Once upon a time a great Christian saint had come to Jerusalem. People from far and near came everyday to see him and to receive his blessings.

In a village close to Jerusalem, there lived a pious old woman. She was so weak and thin that, even in her home, she could walk only a few steps, stick in hand. The old woman would see every day a line of men, women and children passing by her home on their way to Jerusalem. “Why not I too go to Jerusalem and receive the saint’s blessings before I die?” she thought. “Even if I die on the way, God will bless me and take my soul to Heaven.”

The old women left home for Jerusalem the very next morning. At every step, she trembled and tottered. But she dragged herself on, with the stick in hand and the Lord in her heart. She had gone hardly half the distance when the heat of the sun made her feel tired, weak, helpless and giddy.

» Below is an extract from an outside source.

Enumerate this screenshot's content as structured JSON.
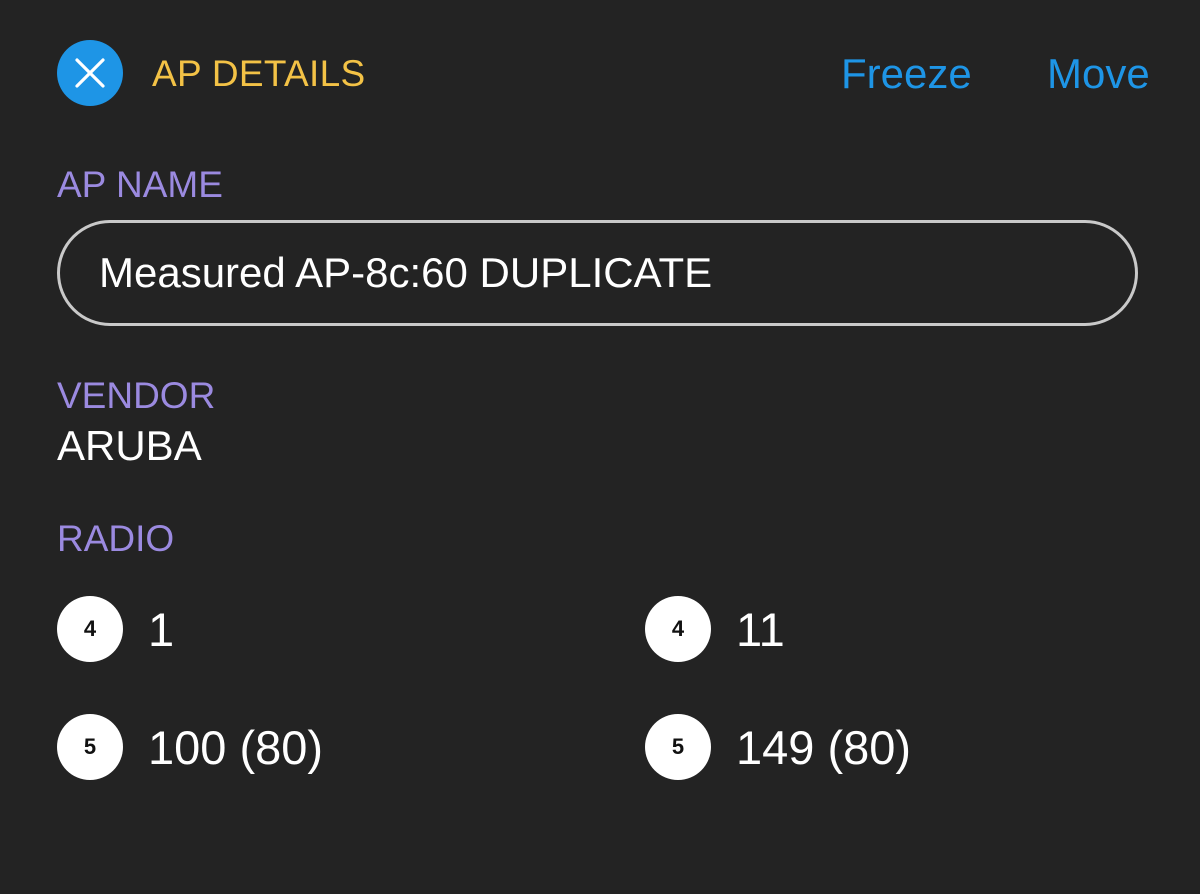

With great difficulty, she managed to reach a big stone by the road-side and she sat on it, praying to the Lord for help.

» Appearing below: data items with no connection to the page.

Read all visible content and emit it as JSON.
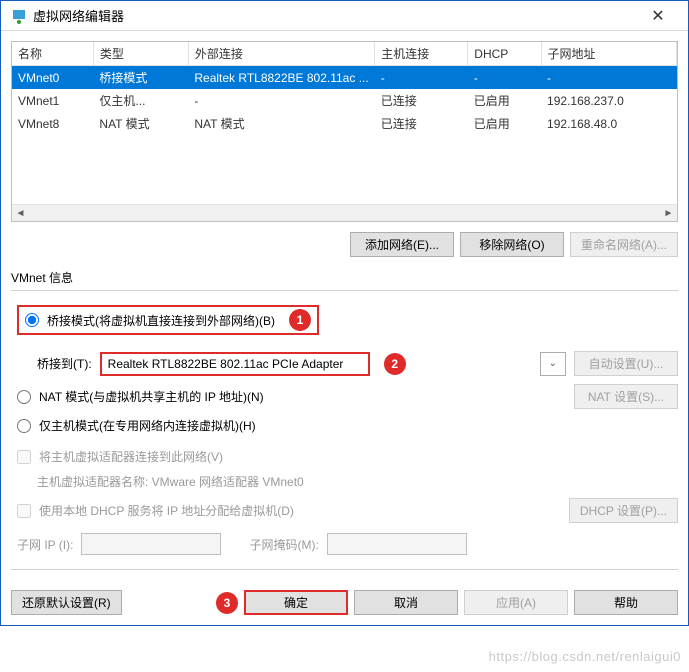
{
  "title": "虚拟网络编辑器",
  "table": {
    "headers": [
      "名称",
      "类型",
      "外部连接",
      "主机连接",
      "DHCP",
      "子网地址"
    ],
    "rows": [
      {
        "name": "VMnet0",
        "type": "桥接模式",
        "ext": "Realtek RTL8822BE 802.11ac ...",
        "host": "-",
        "dhcp": "-",
        "subnet": "-",
        "selected": true
      },
      {
        "name": "VMnet1",
        "type": "仅主机...",
        "ext": "-",
        "host": "已连接",
        "dhcp": "已启用",
        "subnet": "192.168.237.0"
      },
      {
        "name": "VMnet8",
        "type": "NAT 模式",
        "ext": "NAT 模式",
        "host": "已连接",
        "dhcp": "已启用",
        "subnet": "192.168.48.0"
      }
    ]
  },
  "buttons": {
    "add_net": "添加网络(E)...",
    "remove_net": "移除网络(O)",
    "rename_net": "重命名网络(A)...",
    "auto_set": "自动设置(U)...",
    "nat_set": "NAT 设置(S)...",
    "dhcp_set": "DHCP 设置(P)...",
    "restore": "还原默认设置(R)",
    "ok": "确定",
    "cancel": "取消",
    "apply": "应用(A)",
    "help": "帮助"
  },
  "section_label": "VMnet 信息",
  "radios": {
    "bridge": "桥接模式(将虚拟机直接连接到外部网络)(B)",
    "nat": "NAT 模式(与虚拟机共享主机的 IP 地址)(N)",
    "host": "仅主机模式(在专用网络内连接虚拟机)(H)"
  },
  "bridge_to_label": "桥接到(T):",
  "bridge_to_value": "Realtek RTL8822BE 802.11ac PCIe Adapter",
  "check_host_adapter": "将主机虚拟适配器连接到此网络(V)",
  "host_adapter_name": "主机虚拟适配器名称: VMware 网络适配器 VMnet0",
  "check_dhcp": "使用本地 DHCP 服务将 IP 地址分配给虚拟机(D)",
  "subnet_ip_label": "子网 IP (I):",
  "subnet_mask_label": "子网掩码(M):",
  "subnet_ip_value": "",
  "subnet_mask_value": "",
  "annotations": {
    "1": "1",
    "2": "2",
    "3": "3"
  },
  "watermark": "https://blog.csdn.net/renlaigui0"
}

After a short while, she saw some young boys and girls passing by. “Won’t you help me dear children, and take me along with you to Jerusalem?” she asked them in an appealing tone. Some of the youngsters stared angrily at her. Some made faces at her to express their surprise while some others said, “Granny, we would rather carry you to your grave than take you with us to Jerusalem.” All the youngsters then laughed loudly, jeered at the old woman and went their way.

After some time, a young priest came along that road. Hopefully, the old woman called out to him, “Dear Brother, will you kindly take me with you to Jerusalem?” The kind priest came near her and said “Don’t you worry, Granny. You can sit on my shoulders, holding my head for support. I will gladly carry you to Jerusalem.”

All reached the holy place. They saw thousands of people surrounding the raised platform on which sat the great saint. The youngsters who were short could not see the saint as the backs of elder persons came in the way. So they decided to get on one another’s shoulders and have a good view of the holy man. The boy who was the first to climb on his friend’s shoulders had a great shock. In the place of the great saint, he saw the wrinkled face of the old, grey-haired granny he had jeered at on the way. He rubbed his eyes again and again; but he saw the same wrinkled face smiling at him. “I don’t see the saint” he shouted. “In his place, I see the old granny we left behind on the road.” Every one of the youngsters tried his or her luck and all had the same disappointing experience.

Stranger still was the experience of the kind priest. He had a clear and full view of the Saint just when he lifted his hand to bless the devotees. That was not all. He felt for a while that he had the saint himself sitting on his shoulders, in place of the old woman and blessing him. All the peace and joy of Heaven seemed to be entering his heart. He was, indeed, the most blessed of all the pilgrims to Jerusalem that year – because he loved all the Lord’s children as much he loved the Lord himself.


  1. Why did the Priest offer help to the old woman to go to Jerusalem? What did he gain thereby?
  2. Why did the youngsters refuse to take the old woman to Jerusalem? What was the result?
  3. Suppose you were one of those youngsters, what would you have done?